H.H. now laments his inability to tell the story correctly. He believes he has led the reader into a story that is “boundless and incomprehensible” (45). He says that when he began the story, he had no intention of mentioning Leo or the document. The missing document arose in his memory and he included it, but he now worries that he might include other facts that may prove to be irrelevant:

Where is the center of events, the common standpoint around which they revolve and which gives them cohesion? In order that something like cohesion, something like causality, that some kind of meaning might ensue and that it can be in some way narrated, the historian must invent units (46).

H.H. says that the Journey to the East was the most important thing to him. Next to it, his life was trivial. He does not understand why he cannot describe something that was so precious to him. He compares his doubt in telling the story to the doubt that the missing document was ever in Leo’s luggage. H.H. wonders if his story is capable of being told: “Was it possible to experience it?” (48).

Chapter 2 Analysis

Leo’s disappearance, and the fallout in the aftermath, are the foundation of the brief Chapter 2. Before he vanishes, Leo is on the periphery of the group. He is acknowledged as pleasant and in possession of preternatural abilities like communicating with animals. He is also useful in the most practical sense, as he carries the luggage of the group. Once Leo is gone, however, the group’s agitation is not rooted in the fact that they no longer have someone to carry their bags. The fact that he is gone seems to be what makes him feel indispensable to the group, rather than any duty he performed, or whatever good feelings were to be gained from being in his company.
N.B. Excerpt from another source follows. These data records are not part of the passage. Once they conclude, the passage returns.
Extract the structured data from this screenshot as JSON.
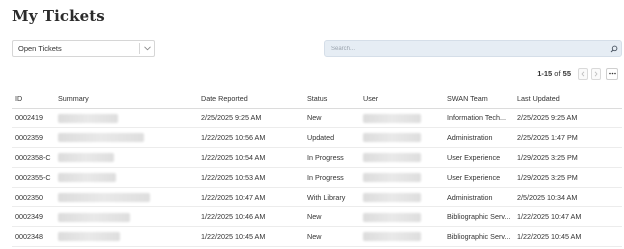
{
  "page": {
    "title": "My Tickets"
  },
  "filter": {
    "selected": "Open Tickets",
    "icon": "chevron-down-icon"
  },
  "search": {
    "placeholder": "Search...",
    "value": "",
    "icon": "search-icon"
  },
  "pager": {
    "range": "1-15",
    "of_word": "of",
    "total": "55"
  },
  "table": {
    "columns": [
      "ID",
      "Summary",
      "Date Reported",
      "Status",
      "User",
      "SWAN Team",
      "Last Updated"
    ],
    "rows": [
      {
        "id": "0002419",
        "date_reported": "2/25/2025 9:25 AM",
        "status": "New",
        "team": "Information Tech...",
        "last_updated": "2/25/2025 9:25 AM"
      },
      {
        "id": "0002359",
        "date_reported": "1/22/2025 10:56 AM",
        "status": "Updated",
        "team": "Administration",
        "last_updated": "2/25/2025 1:47 PM"
      },
      {
        "id": "0002358-C",
        "date_reported": "1/22/2025 10:54 AM",
        "status": "In Progress",
        "team": "User Experience",
        "last_updated": "1/29/2025 3:25 PM"
      },
      {
        "id": "0002355-C",
        "date_reported": "1/22/2025 10:53 AM",
        "status": "In Progress",
        "team": "User Experience",
        "last_updated": "1/29/2025 3:25 PM"
      },
      {
        "id": "0002350",
        "date_reported": "1/22/2025 10:47 AM",
        "status": "With Library",
        "team": "Administration",
        "last_updated": "2/5/2025 10:34 AM"
      },
      {
        "id": "0002349",
        "date_reported": "1/22/2025 10:46 AM",
        "status": "New",
        "team": "Bibliographic Serv...",
        "last_updated": "1/22/2025 10:47 AM"
      },
      {
        "id": "0002348",
        "date_reported": "1/22/2025 10:45 AM",
        "status": "New",
        "team": "Bibliographic Serv...",
        "last_updated": "1/22/2025 10:45 AM"
      }
    ]
  }
}
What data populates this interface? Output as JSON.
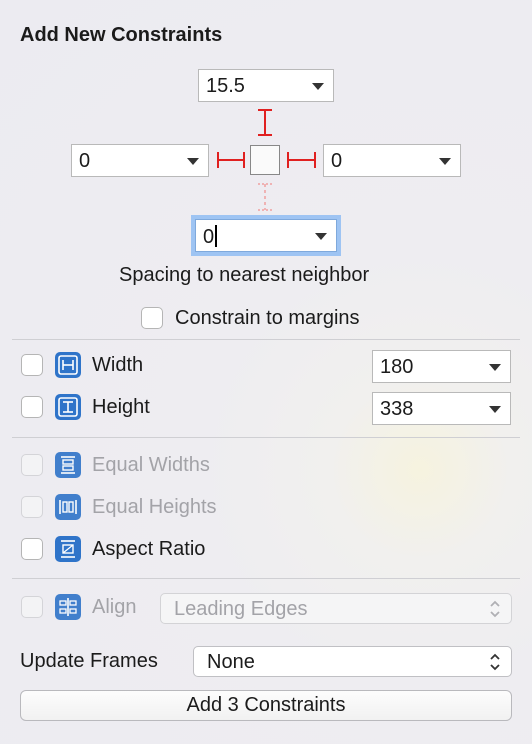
{
  "popover": {
    "title": "Add New Constraints",
    "spacing": {
      "top": "15.5",
      "left": "0",
      "right": "0",
      "bottom": "0",
      "caption": "Spacing to nearest neighbor"
    },
    "constrain_to_margins": {
      "label": "Constrain to margins",
      "checked": false
    },
    "size": {
      "width": {
        "label": "Width",
        "value": "180",
        "checked": false
      },
      "height": {
        "label": "Height",
        "value": "338",
        "checked": false
      }
    },
    "equal": {
      "equal_widths": {
        "label": "Equal Widths",
        "checked": false,
        "enabled": false
      },
      "equal_heights": {
        "label": "Equal Heights",
        "checked": false,
        "enabled": false
      },
      "aspect_ratio": {
        "label": "Aspect Ratio",
        "checked": false,
        "enabled": true
      }
    },
    "align": {
      "label": "Align",
      "value": "Leading Edges",
      "enabled": false
    },
    "update_frames": {
      "label": "Update Frames",
      "value": "None"
    },
    "add_button": {
      "label": "Add 3 Constraints"
    },
    "colors": {
      "accent": "#2f74c9",
      "constraint_red": "#e02020",
      "focus_ring": "#9ec4f3"
    }
  }
}
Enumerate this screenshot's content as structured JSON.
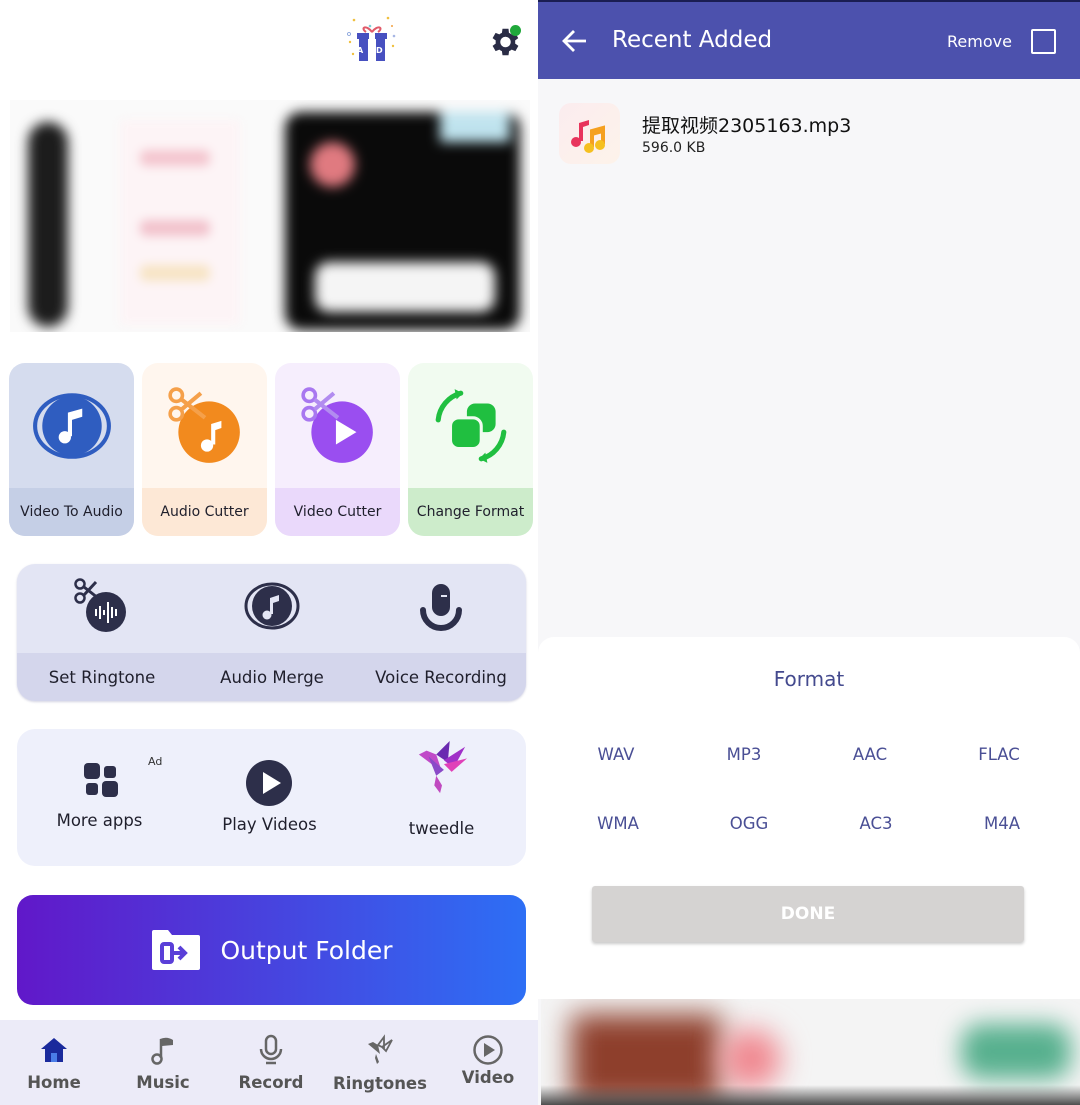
{
  "left": {
    "header": {
      "gift_icon": "gift-ad-icon",
      "gift_letters": "A D",
      "settings_icon": "gear-icon",
      "settings_badge_color": "#1fa83a"
    },
    "banner": {
      "description": "blurred promotional banner"
    },
    "tools": [
      {
        "label": "Video To Audio",
        "icon": "video-to-audio-icon",
        "color": "#2f5dc0"
      },
      {
        "label": "Audio Cutter",
        "icon": "audio-cutter-icon",
        "color": "#f28a1e"
      },
      {
        "label": "Video Cutter",
        "icon": "video-cutter-icon",
        "color": "#9a4ef0"
      },
      {
        "label": "Change Format",
        "icon": "change-format-icon",
        "color": "#20bf40"
      }
    ],
    "secondary_tools": [
      {
        "label": "Set Ringtone",
        "icon": "ringtone-cut-icon"
      },
      {
        "label": "Audio Merge",
        "icon": "audio-merge-icon"
      },
      {
        "label": "Voice Recording",
        "icon": "microphone-icon"
      }
    ],
    "extras": [
      {
        "label": "More apps",
        "icon": "apps-grid-icon",
        "badge": "Ad"
      },
      {
        "label": "Play Videos",
        "icon": "play-circle-icon"
      },
      {
        "label": "tweedle",
        "icon": "tweedle-bird-icon"
      }
    ],
    "output_folder": {
      "label": "Output Folder",
      "icon": "folder-export-icon"
    },
    "nav": [
      {
        "label": "Home",
        "icon": "home-icon",
        "active": true
      },
      {
        "label": "Music",
        "icon": "music-note-icon",
        "active": false
      },
      {
        "label": "Record",
        "icon": "microphone-icon",
        "active": false
      },
      {
        "label": "Ringtones",
        "icon": "bird-icon",
        "active": false
      },
      {
        "label": "Video",
        "icon": "play-circle-icon",
        "active": false
      }
    ],
    "nav_active_color": "#1a2a9c"
  },
  "right": {
    "appbar": {
      "title": "Recent Added",
      "remove_label": "Remove",
      "back_icon": "arrow-left-icon",
      "select_all_checked": false,
      "color": "#4c51ad"
    },
    "files": [
      {
        "name": "提取视频2305163.mp3",
        "size": "596.0 KB",
        "icon": "music-file-icon"
      }
    ],
    "format_sheet": {
      "title": "Format",
      "options": [
        "WAV",
        "MP3",
        "AAC",
        "FLAC",
        "WMA",
        "OGG",
        "AC3",
        "M4A"
      ],
      "done_label": "DONE"
    },
    "bottom_ad": {
      "description": "blurred ad banner"
    }
  }
}
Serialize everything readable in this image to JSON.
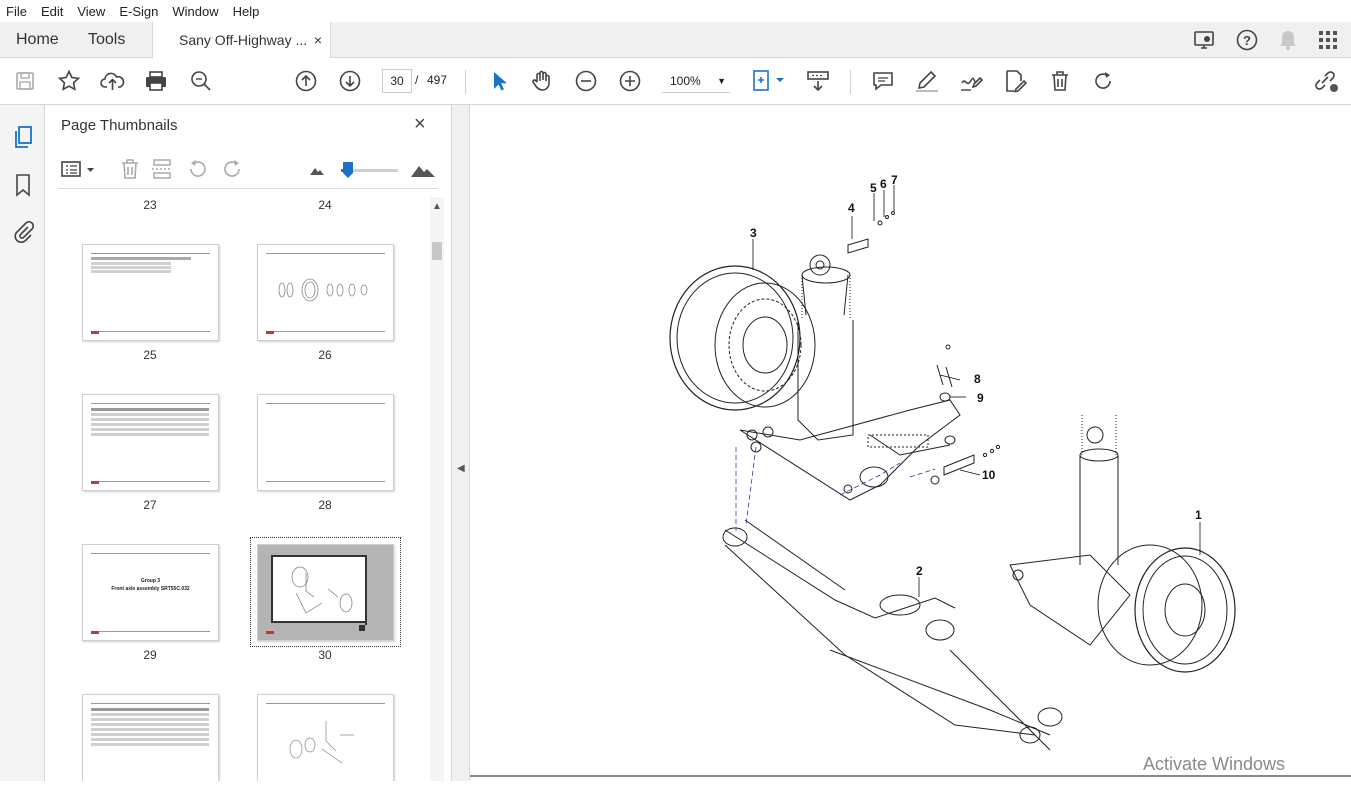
{
  "menu": [
    "File",
    "Edit",
    "View",
    "E-Sign",
    "Window",
    "Help"
  ],
  "tabs": {
    "home": "Home",
    "tools": "Tools",
    "document": "Sany Off-Highway ...",
    "close": "×"
  },
  "toolbar": {
    "current_page": "30",
    "page_sep": "/",
    "total_pages": "497",
    "zoom": "100%"
  },
  "panel": {
    "title": "Page Thumbnails",
    "close": "×",
    "thumb_text": {
      "group": "Group 3",
      "group_sub": "Front axle assembly SRT55C.032"
    },
    "pages": [
      "23",
      "24",
      "25",
      "26",
      "27",
      "28",
      "29",
      "30"
    ]
  },
  "drawing": {
    "callouts": [
      "1",
      "2",
      "3",
      "4",
      "5",
      "6",
      "7",
      "8",
      "9",
      "10"
    ]
  },
  "watermark": "Activate Windows",
  "icons": {
    "save": "save-icon",
    "bookmark_star": "star-icon",
    "upload": "upload-icon",
    "print": "print-icon",
    "find": "search-zoom-icon",
    "prev": "arrow-up-icon",
    "next": "arrow-down-icon",
    "select": "cursor-icon",
    "hand": "hand-icon",
    "zoom_out": "zoom-out-icon",
    "zoom_in": "zoom-in-icon",
    "fit": "fit-page-icon",
    "scroll": "scroll-mode-icon",
    "comment": "comment-icon",
    "highlight": "highlight-icon",
    "sign": "sign-icon",
    "edit": "edit-icon",
    "delete": "trash-icon",
    "rotate": "rotate-icon",
    "share": "share-link-icon"
  }
}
Although Leo was mostly ignored until his disappearance, the members cannot see how they can go on without him. Not only is Leo lost, but each member is now missing one special item, which they attribute to Leo’s thievery. The disharmony introduced by Leo’s departure will eventually be revealed to be a test of the group’s faith. In hindsight, they fail the test. The members began to blame each other for not working hard or caring enough. It is as if the thought of someone not being responsible for Leo’s disappearance is intolerable.

Having spent so much time writing about Leo, H.H. admits that Leo was never meant to be part of his account of the Journey to the East to begin with. This is paradoxical, given that Leo’s importance grows more obvious with each chapter. A tale without Leo in it would have been glaringly incomplete, indicating that H.H. truly had no idea of the project’s shape when he began to write.

As the chapter ends, he is so discombobulated by this revelation that he begins to wonder whether the story happened to him at all. It was already difficult to write. If it turns out that he is writing about something that never happened, or at least, which he cannot verify to have happened, it makes the whole venture seem pointless, which is reflected in his growing despair in the next chapter.